The local collective investment scheme industry attracted healthy net inflows of R30.4 billion in the first quarter of this year, pushing year-on-year net inflows to the end of March to R157.1bn, the highest for this period in three years, according to industry statistics released this week by the Association for Savings & Investment SA (Asisa).
The statistics show that investors in unit trusts and exchange traded funds (ETFs) continued to favour South African multi-asset funds, which attracted R56bn of the year-on-year inflows.
Multi-asset portfolios are popular with investors and financial advisers, because they offer diversification within a single portfolio managed by an experienced manager, with the aim of smoothing out the highs and lows of the markets.
Sunette Mulder, the senior policy adviser at Asisa, says a surprisingly high proportion of the annual net inflows to the end of the first quarter went into South African money market funds (R45bn) and interest-bearing funds (R23bn).
“The high inflows into the interest-bearing sector were somewhat unusual. This is the first time in three years that these portfolios have seen positive inflows,” Mulder says.

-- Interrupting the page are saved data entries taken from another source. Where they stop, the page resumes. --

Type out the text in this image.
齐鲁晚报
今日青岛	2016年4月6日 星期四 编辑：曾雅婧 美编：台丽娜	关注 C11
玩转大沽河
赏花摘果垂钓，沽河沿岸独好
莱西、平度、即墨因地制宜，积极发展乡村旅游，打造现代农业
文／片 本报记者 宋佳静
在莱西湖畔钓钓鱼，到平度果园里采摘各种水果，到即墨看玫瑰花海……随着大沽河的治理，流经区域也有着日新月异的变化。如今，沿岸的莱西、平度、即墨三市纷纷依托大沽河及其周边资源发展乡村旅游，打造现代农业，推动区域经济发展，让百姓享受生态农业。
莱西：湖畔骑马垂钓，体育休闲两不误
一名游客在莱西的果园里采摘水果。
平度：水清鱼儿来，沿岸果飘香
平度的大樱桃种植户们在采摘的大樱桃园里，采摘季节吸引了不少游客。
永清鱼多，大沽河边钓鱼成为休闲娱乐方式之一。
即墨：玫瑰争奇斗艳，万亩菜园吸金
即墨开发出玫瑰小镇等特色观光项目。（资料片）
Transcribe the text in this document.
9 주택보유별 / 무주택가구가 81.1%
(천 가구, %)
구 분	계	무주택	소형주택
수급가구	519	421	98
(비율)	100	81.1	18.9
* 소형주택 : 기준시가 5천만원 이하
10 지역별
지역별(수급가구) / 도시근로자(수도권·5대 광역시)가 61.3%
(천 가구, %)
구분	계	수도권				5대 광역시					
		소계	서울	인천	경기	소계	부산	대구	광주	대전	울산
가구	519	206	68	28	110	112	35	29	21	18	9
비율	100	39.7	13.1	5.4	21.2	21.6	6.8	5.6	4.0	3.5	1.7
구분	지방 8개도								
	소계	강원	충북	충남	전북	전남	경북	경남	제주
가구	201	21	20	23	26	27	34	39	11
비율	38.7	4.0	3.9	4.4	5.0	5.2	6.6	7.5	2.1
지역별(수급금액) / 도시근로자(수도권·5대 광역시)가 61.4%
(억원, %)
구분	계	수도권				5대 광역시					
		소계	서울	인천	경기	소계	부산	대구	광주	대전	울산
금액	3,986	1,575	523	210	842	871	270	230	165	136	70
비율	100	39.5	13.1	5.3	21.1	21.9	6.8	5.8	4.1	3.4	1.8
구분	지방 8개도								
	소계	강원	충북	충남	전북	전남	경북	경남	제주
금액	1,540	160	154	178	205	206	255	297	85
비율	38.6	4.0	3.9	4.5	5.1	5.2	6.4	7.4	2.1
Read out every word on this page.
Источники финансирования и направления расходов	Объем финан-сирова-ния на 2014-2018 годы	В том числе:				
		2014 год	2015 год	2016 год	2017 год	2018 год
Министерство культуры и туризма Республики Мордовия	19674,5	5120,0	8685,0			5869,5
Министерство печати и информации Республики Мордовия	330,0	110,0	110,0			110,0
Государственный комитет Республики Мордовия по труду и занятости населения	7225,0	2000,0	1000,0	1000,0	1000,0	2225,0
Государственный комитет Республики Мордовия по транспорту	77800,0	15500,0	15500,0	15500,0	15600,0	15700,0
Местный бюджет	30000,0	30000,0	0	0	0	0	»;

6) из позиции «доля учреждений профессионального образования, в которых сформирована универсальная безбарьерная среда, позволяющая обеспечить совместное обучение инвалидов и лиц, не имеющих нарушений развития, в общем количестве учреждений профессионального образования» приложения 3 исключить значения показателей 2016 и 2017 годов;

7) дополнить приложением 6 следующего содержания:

A large portion of this money (R19.5bn of the R23bn) went into interest-bearing short-term funds.
The South African interest-bearing short-term sector was the best-performing sector in the year to the end of March, delivering an average return of 8.4%, followed by money market funds, with 7.5%.
Mulder points out, however, that over five, 10 and 20 years, the South African multi-asset high equity sector has consistently outperformed other major sectors. These portfolios, on average, outperformed South African equity general portfolios or delivered the same returns, while offering investors the added benefit of a more diversified risk profile.
Over five years, they returned 10.2% a year on average (South African equity general: 10.1%); over 10 years, the two sectors each returned 8.2% a year; and over 20 years South African multi-asset high-equity funds returned 13.2% a year (South African equity general: 12.7%). Average inflation for the 20-year period was 5.8%.
The collective investment industry managed assets of R2.07 trillion at the end of the first quarter. South African multi-asset portfolios held 51% of these assets, South African interest-bearing portfolios 25%, South African equity portfolios 20%, and South African real estate 4%.
Mulder says that 31% of the inflows in the 12 months to the end of March came directly from investors. This does not mean, however, that these investors acted without advice. A number of direct investors pay for advice and then choose funds.